H2P3

题目

For any positive integers $n$ and $k$ , define $f (n, k)$ as follows. For each way of writing $n$ as an ordered sum of exactly $k$ nonnegative integers, let $S$ be the product of those $k$ integers. Then $f (n, k)$ is the sum of all of the $S$ ’s that are obtained in this way. Find a suitable generating function of $f (n, k)$ , and find the numbers themselves.
Let $f (n, k, c)$ be the number of ways to write $n$ as an ordered sum of exactly $k$ integers, each of which is at least $c$ . Find a suitable generating function of $f (n, k, c)$ , and find the numbers themselves.

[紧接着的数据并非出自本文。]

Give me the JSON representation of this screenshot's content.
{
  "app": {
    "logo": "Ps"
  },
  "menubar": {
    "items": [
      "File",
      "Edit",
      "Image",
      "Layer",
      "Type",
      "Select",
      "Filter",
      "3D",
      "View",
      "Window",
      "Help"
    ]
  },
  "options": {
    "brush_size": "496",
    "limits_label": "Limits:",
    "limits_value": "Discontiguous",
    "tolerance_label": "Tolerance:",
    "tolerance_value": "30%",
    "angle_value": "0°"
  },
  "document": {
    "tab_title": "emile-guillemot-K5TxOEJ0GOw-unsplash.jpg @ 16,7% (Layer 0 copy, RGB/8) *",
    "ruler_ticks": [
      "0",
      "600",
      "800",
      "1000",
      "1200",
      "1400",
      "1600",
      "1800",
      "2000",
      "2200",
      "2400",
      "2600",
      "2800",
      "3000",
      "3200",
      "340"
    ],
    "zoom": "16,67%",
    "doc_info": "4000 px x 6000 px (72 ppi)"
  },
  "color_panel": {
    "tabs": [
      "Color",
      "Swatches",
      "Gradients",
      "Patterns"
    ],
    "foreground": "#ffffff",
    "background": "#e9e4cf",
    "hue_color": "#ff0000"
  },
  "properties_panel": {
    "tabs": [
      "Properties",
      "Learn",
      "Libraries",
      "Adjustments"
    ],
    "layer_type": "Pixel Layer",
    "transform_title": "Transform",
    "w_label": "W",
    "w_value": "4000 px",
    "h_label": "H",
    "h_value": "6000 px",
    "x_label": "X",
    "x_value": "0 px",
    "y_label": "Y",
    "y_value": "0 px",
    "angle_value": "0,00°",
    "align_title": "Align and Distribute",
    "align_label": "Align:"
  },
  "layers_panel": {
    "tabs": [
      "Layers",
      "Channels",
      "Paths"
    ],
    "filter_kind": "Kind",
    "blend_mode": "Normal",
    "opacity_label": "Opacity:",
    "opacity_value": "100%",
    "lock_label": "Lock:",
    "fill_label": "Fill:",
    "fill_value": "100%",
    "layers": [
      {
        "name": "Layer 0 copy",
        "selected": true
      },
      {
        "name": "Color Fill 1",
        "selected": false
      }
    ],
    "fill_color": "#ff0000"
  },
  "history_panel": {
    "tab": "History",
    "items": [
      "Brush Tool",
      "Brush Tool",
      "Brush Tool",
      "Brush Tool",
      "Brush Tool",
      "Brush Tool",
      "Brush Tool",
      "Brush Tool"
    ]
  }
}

依据有序和中的第一个数分类，考虑如果出现 $0$ ，则乘积为 $0$ ：

f (n, k) = {\begin{cases} 0 & , k \geq n + 1 \\ n & , k = 1 \\ \sum_{m = 1}^{n} m f (n - m, k - 1) & , otherwise \end{cases}

令 $f (n, k)$ 的生成函数为 $F (k, x) = \sum_{n = 0}^{\infty} f (n, k) x^{n}$

F (1, x) = \sum_{n = 0}^{\infty} n x^{n} = \frac{x}{(1 - x)^{2}}

当 $k \geq 2$

f (n, k) x^{n} = (\sum_{m = 1}^{n} m f (n - m, k - 1)) x^{n} = \sum_{m = 1}^{n} m f (n - m, k - 1) x^{n}

\begin{aligned} F (k, x) \\ = & \sum_{n = 0}^{\infty} f (n, k) x^{n} \\ = & \sum_{n = 0}^{\infty} \sum_{m = 1}^{n} m f (n - m, k - 1) x^{n - m} x^{m} = \\ = & \sum_{m = 1}^{\infty} m x^{m} \sum_{n = m}^{\infty} f (n - m, k - 1) x^{n - m} = \\ = & \sum_{m = 1}^{\infty} m x^{m} F (k - 1, x) \\ = & \frac{x}{(1 - x)^{2}} F (k - 1, x) \\ = & {(\frac{x}{(1 - x)^{2}})}^{k} \\ = & \frac{x^{k}}{(1 - x)^{2 k}} \end{aligned}

其中

\frac{1}{(1 - x)^{2 k}} = \sum_{n = 0}^{\infty} (\binom{n + 2 k - 1}{2 k - 1}) x^{n}

故

f (n, k) = [x^{n}] F (k, x) = (\binom{n + k - 1}{2 k - 1})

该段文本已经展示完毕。